Hobson's Choice, currently playing at London's Vaudeville Theatre, is quite an underwhelming show. It is an extremely gentle comedy which, if it was a TV series, would almost certainly be played on a Sunday afternoon. There is nothing in the show that makes a huge impact but, equally, there is nothing wrong with the show; it potters along pleasantly, just without the same kick that a lot of West End shows have. The show is celebrating its one-hundredth anniversary, so perhaps it has just dated a little.
Hobson's Choice follows the story of the Hobson family. Henry Horatio Hobson (Martin Shaw) is very much a variant of Jane Austen's Mr Bennet – a bumbling father, who doesn't really know what to do with his daughters. When his eldest daughter, Maggie (Naomi Frederick), marries against his wishes, Hobson begins to find that he is being increasingly manipulated by her until, eventually, she has everything that she set out to get from the very start.
The show is surprisingly engaging; I never felt at all distanced from the characters, and their personalities were distinct enough that the various developing relationships kept the audience engaged with what was going on.
Hobson's Choice does not drag, per se, but it is certainly not a fast-paced show. You might not mind that but, if you want to see something exciting and full-of-life in the West End, you are not likely to find it in this particular production.
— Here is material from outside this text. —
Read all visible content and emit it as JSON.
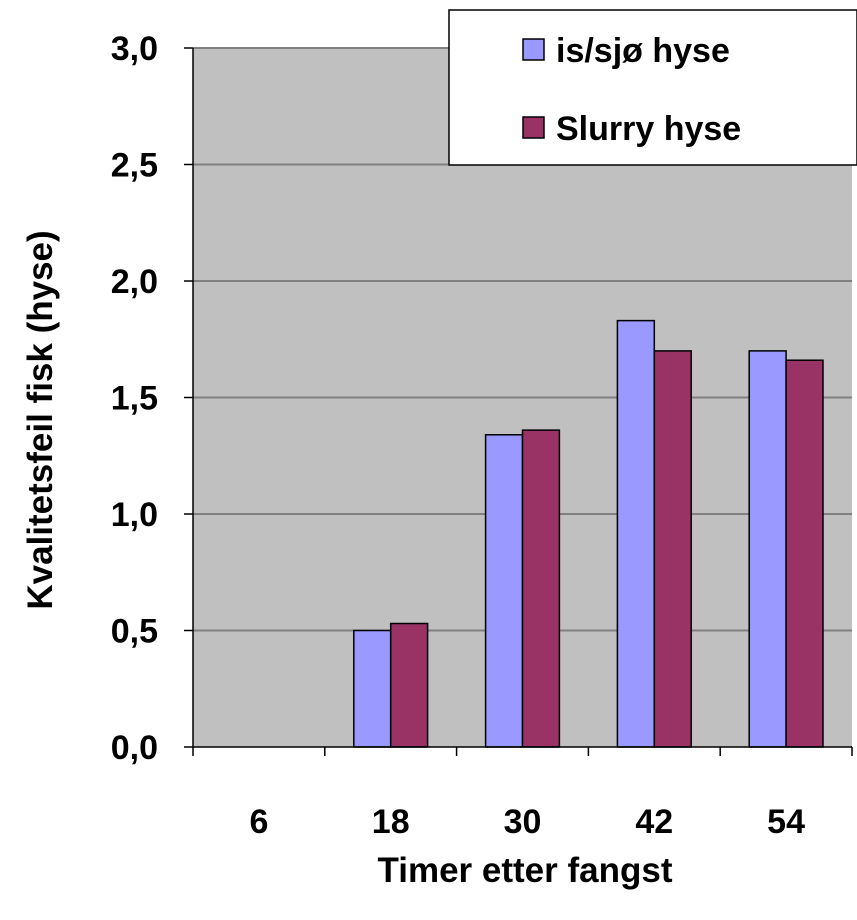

The cast of Hobson's Choice are all good; in particular, the relationship between Hobson (Martin Shaw) and his daughter Maggie (Naomi Frederick) is portrayed very convincingly, adding a lot of life to the production. Bryan Dick, who plays the role of Willy Mossop, also brings a lot of energy to the stage, and skilfully portrays a very fun character. Shaw, Frederick and Dick definitely provide the most notable performances but, equally, I could not really fault the performances of the rest of the cast.
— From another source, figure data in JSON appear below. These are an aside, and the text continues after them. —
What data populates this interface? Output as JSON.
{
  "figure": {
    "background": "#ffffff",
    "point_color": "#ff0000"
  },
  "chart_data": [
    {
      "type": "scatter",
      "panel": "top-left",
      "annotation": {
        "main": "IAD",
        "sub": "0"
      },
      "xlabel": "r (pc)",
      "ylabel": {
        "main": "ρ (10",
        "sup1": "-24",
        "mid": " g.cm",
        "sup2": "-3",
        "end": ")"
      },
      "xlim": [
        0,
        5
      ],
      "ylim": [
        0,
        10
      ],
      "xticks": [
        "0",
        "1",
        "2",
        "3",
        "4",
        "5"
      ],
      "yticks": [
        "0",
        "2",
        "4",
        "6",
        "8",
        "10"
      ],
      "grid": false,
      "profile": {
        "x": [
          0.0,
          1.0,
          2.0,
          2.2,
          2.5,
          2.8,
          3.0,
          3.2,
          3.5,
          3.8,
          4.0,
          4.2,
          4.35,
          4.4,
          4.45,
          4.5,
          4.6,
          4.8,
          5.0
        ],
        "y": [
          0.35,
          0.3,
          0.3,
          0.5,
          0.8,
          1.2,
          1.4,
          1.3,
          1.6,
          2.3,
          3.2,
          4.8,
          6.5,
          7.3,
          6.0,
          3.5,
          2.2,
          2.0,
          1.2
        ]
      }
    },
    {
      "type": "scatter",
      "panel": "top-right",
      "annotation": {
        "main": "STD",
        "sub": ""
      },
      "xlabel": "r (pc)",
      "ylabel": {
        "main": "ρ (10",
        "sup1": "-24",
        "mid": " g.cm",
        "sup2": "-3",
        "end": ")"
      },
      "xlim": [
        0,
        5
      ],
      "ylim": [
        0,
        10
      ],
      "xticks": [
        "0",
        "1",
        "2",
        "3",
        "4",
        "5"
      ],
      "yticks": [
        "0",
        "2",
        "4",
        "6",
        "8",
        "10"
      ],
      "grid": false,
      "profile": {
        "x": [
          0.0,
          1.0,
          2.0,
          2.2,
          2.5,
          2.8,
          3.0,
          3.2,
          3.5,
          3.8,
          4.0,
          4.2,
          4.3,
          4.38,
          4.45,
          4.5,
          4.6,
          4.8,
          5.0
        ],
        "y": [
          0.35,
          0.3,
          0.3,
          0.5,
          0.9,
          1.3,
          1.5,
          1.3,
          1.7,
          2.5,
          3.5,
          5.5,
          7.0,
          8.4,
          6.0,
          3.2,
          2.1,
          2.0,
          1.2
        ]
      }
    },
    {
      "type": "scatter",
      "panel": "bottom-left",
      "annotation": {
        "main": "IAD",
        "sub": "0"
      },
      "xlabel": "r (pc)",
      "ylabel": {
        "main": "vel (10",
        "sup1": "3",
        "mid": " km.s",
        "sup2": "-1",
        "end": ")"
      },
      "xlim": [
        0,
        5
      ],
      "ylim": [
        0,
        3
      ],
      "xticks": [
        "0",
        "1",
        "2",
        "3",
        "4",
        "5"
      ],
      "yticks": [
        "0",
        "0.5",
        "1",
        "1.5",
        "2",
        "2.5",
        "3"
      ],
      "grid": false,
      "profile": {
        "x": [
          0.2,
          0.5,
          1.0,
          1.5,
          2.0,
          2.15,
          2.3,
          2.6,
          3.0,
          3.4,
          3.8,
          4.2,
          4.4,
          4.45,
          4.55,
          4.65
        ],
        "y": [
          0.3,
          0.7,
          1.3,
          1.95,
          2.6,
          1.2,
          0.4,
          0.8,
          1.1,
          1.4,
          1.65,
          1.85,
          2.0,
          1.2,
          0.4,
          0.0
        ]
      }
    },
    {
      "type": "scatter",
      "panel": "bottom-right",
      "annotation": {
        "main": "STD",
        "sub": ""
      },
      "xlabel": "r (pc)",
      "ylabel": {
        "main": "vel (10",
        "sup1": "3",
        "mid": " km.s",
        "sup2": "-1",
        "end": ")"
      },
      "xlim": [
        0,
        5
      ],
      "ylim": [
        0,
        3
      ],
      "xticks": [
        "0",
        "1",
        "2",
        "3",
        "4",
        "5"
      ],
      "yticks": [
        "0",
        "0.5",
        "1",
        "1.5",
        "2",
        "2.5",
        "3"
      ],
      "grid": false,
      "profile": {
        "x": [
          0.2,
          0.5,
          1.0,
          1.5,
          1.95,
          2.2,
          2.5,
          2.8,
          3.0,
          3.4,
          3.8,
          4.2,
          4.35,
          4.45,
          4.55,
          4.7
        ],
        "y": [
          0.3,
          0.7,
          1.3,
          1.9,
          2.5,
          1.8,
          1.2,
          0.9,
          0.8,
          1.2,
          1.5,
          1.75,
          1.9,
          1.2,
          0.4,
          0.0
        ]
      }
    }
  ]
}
The staging is, on the whole, fairly standard. However, there is a lovely moment near the end of the production where the stage rotates to reveal different scenes as Hobson walks through them. Everything about the staging is impressively authentic, and fitted the tone of the play. The lighting and sound are equally true to the play.
There isn't a great deal of scope in a play like this for really impressive visual effects; however, this does mean that, in terms of staging, there are more impressive shows out there.
Would Most People Enjoy It? ★★
Hobson's Choice is the sort of show that will either really click with your sense of humour, of leave you feeling quite flat. It is definitely not a show that everybody would enjoy; however, people who know and like the story would, I am sure, enjoy this production as, again, there is nothing at all wrong with it.
The “Wow” Factor ★
Hobson's Choice isn't and couldn't be the sort of show that has a huge “wow” factor. Again, this may not be something that bothers you, but it is worth being aware that it is a very gentle show so, if you want to be blown away, maybe have a look at seeing something else.
Price of Seats ★★
A good ticket for Hobson's Choice will cost you around £40 (from London Theatre Direct). London Theatre Direct do have an offer on at the moment, which means that you can get better seats for less. However, at their normal rate, the tickets are quite expensive, considering the scale of the production.
Hobson's Choice may leave you feeling a little underwhelmed, but it is a fun evening out and, if you enjoy the sort of comedy that it uses, you will likely enjoy the show. The production is running until the beginning of September 2016.